There is a difference between price and cost. Things with a higher price tend to come with a lower cost, as things with a lower price come with a higher overall cost. When you allow your client to underinvest in the results they need by closing out your competitor, choosing a lower price means higher costs. So what are those costs?
You have to be able to outline where exactly your dream client is going to end up spending more money by not paying a little more. It may be service failures, a lack of attention, delivery times, more labor hours, or a host of other soft costs that your solution would allow them to avoid. This is the other side of justifying your delta, with one side showing the investments you make, and this conversation exposing the risks of underinvesting.

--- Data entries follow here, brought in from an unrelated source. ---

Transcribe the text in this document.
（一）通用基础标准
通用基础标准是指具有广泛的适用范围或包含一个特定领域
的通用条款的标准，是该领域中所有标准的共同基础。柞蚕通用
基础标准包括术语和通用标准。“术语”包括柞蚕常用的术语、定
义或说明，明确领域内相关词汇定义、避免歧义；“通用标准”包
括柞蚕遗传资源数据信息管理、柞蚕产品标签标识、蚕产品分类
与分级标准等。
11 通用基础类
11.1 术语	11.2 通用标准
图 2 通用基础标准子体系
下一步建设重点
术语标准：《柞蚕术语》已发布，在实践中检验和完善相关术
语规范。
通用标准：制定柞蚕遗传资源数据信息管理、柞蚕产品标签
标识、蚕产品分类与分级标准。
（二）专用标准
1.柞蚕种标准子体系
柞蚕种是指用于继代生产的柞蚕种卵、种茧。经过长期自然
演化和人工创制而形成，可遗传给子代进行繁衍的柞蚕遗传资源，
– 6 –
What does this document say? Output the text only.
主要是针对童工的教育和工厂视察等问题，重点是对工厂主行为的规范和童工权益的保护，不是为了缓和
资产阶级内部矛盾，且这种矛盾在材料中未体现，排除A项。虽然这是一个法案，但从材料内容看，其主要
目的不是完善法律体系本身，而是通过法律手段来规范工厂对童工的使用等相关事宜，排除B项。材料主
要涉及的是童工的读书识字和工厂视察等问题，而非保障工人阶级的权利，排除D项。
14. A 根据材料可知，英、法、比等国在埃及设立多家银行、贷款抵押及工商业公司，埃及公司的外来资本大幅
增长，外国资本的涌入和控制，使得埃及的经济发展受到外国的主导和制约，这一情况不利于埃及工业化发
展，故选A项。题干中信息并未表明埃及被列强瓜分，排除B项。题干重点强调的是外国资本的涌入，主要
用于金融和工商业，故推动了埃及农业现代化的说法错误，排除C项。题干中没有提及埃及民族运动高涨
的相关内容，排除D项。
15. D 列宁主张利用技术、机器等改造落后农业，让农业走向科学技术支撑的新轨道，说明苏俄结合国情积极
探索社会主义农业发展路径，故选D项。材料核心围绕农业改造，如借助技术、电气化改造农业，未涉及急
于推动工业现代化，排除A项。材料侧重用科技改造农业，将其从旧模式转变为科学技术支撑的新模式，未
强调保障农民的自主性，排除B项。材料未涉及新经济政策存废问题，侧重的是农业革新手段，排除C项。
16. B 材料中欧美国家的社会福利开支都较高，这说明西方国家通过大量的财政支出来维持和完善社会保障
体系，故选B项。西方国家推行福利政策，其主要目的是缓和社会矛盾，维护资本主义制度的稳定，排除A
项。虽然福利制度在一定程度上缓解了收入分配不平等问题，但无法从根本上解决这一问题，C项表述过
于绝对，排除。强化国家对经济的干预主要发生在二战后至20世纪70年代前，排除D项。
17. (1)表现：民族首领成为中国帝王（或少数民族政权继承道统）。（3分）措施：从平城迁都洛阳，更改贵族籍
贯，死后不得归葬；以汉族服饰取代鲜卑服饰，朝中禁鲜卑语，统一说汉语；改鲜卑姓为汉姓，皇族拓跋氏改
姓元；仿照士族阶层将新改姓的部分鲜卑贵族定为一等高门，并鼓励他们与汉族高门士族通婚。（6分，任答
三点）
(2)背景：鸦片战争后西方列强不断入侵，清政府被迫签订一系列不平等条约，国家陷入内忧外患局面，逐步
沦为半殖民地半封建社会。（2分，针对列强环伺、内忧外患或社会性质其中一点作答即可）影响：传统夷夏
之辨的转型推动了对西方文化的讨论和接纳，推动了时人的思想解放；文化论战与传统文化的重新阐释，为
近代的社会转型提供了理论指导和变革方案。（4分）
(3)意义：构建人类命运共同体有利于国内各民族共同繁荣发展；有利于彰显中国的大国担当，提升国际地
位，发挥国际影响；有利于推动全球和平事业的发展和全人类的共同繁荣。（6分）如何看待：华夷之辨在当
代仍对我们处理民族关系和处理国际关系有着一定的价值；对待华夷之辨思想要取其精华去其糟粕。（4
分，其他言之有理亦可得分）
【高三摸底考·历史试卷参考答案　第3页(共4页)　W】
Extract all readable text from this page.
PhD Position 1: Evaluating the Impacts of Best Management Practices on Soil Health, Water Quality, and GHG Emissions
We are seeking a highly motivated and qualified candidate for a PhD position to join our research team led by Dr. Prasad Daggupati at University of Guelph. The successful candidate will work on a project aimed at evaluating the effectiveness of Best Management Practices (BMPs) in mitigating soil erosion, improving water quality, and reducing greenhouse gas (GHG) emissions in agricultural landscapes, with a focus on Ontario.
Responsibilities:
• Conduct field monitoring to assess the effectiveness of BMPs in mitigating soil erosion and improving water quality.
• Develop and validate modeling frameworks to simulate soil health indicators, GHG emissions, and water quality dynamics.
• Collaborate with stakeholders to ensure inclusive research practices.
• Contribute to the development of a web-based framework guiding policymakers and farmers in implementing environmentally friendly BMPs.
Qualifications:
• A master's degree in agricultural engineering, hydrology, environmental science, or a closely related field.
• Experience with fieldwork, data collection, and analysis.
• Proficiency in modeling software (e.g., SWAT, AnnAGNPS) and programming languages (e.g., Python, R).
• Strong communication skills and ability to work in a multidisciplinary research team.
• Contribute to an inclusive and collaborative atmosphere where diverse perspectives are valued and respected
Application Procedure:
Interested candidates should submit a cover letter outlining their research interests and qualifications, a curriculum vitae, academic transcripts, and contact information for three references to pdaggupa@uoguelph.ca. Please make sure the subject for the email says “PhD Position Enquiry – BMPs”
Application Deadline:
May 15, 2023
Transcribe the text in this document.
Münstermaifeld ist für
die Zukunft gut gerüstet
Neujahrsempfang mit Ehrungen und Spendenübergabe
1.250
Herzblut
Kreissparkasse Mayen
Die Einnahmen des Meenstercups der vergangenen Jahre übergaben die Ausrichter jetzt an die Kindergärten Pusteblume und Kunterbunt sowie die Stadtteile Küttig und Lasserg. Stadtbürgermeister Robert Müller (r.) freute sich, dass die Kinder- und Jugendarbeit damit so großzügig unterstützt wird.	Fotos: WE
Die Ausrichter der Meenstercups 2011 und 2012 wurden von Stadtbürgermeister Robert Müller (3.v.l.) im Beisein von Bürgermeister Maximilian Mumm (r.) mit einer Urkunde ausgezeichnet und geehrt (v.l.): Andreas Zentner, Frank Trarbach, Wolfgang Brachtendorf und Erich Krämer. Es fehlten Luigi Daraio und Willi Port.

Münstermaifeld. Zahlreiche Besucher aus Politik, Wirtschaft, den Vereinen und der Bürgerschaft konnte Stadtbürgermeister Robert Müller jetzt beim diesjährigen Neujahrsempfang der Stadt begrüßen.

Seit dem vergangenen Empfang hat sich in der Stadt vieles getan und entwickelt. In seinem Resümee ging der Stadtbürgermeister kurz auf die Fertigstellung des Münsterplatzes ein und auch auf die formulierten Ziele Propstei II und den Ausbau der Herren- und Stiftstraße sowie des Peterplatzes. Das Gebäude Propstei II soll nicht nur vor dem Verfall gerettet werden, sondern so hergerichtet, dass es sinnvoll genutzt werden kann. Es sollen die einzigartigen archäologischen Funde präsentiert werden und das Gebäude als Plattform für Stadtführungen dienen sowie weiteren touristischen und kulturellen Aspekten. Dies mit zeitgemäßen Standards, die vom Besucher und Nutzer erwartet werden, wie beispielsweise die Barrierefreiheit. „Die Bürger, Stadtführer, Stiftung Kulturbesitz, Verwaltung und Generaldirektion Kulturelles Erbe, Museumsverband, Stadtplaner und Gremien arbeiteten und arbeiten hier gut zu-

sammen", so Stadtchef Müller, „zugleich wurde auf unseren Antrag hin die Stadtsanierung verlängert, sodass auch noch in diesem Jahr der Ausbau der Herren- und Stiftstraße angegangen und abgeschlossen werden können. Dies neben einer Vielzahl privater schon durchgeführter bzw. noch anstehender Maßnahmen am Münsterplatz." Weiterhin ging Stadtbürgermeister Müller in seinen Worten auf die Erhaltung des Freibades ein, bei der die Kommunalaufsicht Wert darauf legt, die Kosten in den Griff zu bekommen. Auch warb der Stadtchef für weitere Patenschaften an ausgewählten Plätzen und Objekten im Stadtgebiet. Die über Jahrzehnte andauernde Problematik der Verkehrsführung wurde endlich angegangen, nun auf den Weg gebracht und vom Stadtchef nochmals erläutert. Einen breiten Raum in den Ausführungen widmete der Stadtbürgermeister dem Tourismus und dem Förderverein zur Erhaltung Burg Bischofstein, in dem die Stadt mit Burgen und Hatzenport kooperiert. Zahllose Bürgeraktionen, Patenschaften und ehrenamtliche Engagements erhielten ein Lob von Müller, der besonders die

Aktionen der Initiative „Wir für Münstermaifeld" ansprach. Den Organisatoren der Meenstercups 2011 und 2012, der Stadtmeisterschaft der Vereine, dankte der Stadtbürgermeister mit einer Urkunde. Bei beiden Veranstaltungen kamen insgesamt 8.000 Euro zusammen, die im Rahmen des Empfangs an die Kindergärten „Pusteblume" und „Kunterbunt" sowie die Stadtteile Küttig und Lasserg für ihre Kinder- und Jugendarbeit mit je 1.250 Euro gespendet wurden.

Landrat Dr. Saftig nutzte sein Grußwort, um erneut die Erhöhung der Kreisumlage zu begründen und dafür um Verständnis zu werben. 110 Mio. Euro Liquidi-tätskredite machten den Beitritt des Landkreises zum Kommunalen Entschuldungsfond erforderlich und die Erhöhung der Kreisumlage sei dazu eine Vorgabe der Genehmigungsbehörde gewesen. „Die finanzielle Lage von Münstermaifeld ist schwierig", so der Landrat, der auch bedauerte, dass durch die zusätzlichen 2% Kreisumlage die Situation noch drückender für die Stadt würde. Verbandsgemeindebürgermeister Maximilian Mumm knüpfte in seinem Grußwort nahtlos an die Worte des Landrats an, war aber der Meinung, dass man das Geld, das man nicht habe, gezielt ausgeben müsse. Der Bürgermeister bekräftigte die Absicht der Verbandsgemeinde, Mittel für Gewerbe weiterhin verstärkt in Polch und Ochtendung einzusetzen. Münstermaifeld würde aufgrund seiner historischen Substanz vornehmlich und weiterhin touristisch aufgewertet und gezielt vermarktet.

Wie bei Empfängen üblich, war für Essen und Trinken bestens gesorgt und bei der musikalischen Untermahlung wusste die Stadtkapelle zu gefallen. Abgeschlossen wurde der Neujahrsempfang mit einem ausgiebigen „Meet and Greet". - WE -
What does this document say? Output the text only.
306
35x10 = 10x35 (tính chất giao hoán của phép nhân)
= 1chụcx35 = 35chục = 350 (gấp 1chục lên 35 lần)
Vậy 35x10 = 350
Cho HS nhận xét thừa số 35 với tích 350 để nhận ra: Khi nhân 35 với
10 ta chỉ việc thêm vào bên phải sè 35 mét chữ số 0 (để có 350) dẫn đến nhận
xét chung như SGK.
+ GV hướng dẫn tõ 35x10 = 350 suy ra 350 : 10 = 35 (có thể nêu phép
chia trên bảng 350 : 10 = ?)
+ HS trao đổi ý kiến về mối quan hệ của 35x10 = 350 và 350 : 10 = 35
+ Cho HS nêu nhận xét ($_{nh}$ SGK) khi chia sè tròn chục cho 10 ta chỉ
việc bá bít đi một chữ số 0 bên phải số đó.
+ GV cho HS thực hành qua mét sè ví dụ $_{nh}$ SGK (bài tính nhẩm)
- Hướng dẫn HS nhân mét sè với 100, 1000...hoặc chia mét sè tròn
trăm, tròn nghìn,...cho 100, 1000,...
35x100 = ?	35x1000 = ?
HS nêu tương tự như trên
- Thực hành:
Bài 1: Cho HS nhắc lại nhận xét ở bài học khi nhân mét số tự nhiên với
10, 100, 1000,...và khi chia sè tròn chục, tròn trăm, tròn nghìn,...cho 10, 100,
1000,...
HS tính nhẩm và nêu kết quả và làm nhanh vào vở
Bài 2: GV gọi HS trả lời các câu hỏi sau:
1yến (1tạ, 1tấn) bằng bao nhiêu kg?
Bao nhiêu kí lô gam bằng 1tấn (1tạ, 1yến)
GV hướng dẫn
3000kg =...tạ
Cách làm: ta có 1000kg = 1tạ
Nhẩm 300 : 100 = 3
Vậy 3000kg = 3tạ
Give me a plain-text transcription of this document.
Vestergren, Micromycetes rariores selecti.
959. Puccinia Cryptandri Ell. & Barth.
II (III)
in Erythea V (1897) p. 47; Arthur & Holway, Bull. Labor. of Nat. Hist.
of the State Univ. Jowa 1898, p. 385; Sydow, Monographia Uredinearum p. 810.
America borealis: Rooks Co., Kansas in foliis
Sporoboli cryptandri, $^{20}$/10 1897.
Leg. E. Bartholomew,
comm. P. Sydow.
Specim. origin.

Sometimes a contact will set an anchor by throwing out a number that is in no way agreeable. This is called an anchor. You are now negotiating from the starting point your client determined. One way to deal with an anchor that is impossible to meet is to agree to it while setting an equally unacceptable anchor in response.
Imagine a client that tells you must reduce your price by thirty-percent, an unreasonable request, and something impossible for you. You respond by saying, yes, and adding the equally outrageous terms that the deal is for seven years with the first three years being paid upon signing the contract, an agreement that is impossible for your client to make. Once rejected, you can reset the anchor, suggesting a smaller concession on your side for an equally smaller concession on theirs.
Breaking the anchor with another anchor allows you to start the negotiation over from a place where an agreement is more likely.
Most B2B salespeople do not negotiate anything more than the concession they give their clients, conducting that negotiation with their sales manager. In a negotiation, both sides offer and ask for changes to the overall deal. When only one side asks, and the other agrees, you have a concession, not a negotiation. If you are going to negotiate, negotiate.
When your prospective client asks for a change, you ask for a change that creates equal or greater value for you, recognizing that agreeing to their ask created greater value for them. In a negotiation, you have the chance to make the solution more valuable to both parties, but only if you are willing to engage in exploring options and trading things that create value for each party, based on what’s important to them.
If you don’t ask, you are not negotiating.